Sikandar stands there, eyeing us suspiciously. Statistically speaking, this goat weighs about 50 kilograms, stands 4’11” tall from hoof to shoulder, and is about 5′ long, but his presence is so much larger. He’s got decorative patterns shaved into his coat and is currently muzzle-deep in a pot of daliya, dates, and nuts that look like a pair of oversized Amalfi lemons.

I pull out my phone to take a picture, but Kader bhai says I can’t. Sikandar is a prime specimen and his buyer has got a big reveal planned for Eid. He plans to milk the goat’s astounding size for all it’s worth.

As we speak, a tempo pulls into the alley. The goat is loaded into a covered tempo with the help of six men and he allows his displeasure at the manhandling to be known with an infernal bellow, which sounds like the trumpet of the apocalypse.

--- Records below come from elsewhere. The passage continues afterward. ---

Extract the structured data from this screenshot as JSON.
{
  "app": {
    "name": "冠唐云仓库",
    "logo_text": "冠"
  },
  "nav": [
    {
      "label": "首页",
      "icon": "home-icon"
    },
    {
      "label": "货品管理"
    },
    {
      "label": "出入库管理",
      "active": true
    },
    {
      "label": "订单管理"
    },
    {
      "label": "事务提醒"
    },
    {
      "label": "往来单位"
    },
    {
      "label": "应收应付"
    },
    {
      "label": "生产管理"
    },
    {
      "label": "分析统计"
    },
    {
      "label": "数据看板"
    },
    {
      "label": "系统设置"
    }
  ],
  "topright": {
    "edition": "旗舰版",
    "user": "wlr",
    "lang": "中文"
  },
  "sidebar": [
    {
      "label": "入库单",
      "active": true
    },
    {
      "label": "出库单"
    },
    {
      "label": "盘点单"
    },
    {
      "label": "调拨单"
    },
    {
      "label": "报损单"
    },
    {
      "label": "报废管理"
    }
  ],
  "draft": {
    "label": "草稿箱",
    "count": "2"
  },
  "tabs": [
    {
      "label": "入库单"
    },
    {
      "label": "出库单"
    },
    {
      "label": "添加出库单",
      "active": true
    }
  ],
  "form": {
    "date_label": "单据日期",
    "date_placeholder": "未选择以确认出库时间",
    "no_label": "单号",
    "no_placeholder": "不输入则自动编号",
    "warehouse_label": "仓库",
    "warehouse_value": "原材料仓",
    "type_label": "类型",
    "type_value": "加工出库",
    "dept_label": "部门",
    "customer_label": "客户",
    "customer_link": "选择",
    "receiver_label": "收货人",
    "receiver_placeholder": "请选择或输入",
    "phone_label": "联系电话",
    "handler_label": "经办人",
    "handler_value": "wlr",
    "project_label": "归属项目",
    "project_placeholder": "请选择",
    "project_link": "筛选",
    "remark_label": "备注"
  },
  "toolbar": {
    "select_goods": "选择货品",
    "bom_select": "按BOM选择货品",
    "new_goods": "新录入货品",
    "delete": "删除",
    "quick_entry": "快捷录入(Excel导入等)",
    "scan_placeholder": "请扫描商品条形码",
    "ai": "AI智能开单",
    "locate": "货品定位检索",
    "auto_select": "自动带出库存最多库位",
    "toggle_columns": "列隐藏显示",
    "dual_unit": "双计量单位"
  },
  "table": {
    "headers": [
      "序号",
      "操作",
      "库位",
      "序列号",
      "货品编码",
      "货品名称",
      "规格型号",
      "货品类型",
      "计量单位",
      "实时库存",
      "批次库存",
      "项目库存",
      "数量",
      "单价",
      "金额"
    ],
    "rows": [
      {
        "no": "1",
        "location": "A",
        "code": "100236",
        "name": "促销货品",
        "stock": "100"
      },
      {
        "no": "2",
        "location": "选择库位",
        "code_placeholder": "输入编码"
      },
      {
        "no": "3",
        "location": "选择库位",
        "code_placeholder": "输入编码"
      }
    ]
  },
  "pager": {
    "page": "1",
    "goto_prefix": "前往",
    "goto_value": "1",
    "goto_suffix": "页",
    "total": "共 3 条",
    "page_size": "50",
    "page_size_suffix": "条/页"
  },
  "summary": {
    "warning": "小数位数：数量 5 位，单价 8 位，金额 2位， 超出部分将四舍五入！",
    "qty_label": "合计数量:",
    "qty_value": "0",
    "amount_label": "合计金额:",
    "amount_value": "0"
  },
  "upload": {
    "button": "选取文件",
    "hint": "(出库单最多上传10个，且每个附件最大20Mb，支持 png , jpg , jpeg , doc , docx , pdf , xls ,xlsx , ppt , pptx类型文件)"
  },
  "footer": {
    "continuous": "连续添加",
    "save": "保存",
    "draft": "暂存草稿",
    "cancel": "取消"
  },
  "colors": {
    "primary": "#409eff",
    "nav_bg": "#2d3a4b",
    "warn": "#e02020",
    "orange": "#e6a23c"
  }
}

I get dropped to Mumbra station, with strict instructions not to tell anyone about Sikandar. I learn later that Kader bhai has been paid ₹3 lakh for this goat and the buyer will make only a third of that back by winning a fight. The difference in cash is made up by notches of respect that he will rack up within the community.

I watch the tempo zoom past me, feeling terrible for the poor bugger who will go up against Sikandar on Monday evening.

***

Last night, Salman was given the coordinates for the place where the fight will go down. (The secret arena is revealed only to the participants since the sport isn’t legal.) There he will be informed about his opponent and without too much fuss, the fight shall begin.

I ask Salman whether he’s worried. Before I’d seen Sikandar, I thought Salman had got himself a pretty good deal. But now Shahenshah sounds like too big a name for the tiny goat he’s put his money on. Sikandar would nibble Shahenshah like an amuse-bouche.

Salman is not worried. Shahenshah will fight in his own weight category so it’s unlikely he will bump into Sikandar, and even if Shahenshah loses the fight it’s no big deal. This Zen-like attitude, he tells me, is common across all those fighting their goats today, including the owner of Sikandar. All the men on the ground know that most of the fun is in the build-up to the fight, the cheering, and the participation of the community. The duel will be nothing more than just two goats adamantly butting heads, until one gives up, turns tail, and runs – or simply loses the will to fight and stops. There’s nothing much to lose and even if your goat loses the fight, he will still win the culinary war. Or as Salman so eloquently puts it, “Saalan me namak jyada gir sakta hai, aur kuch nahi.”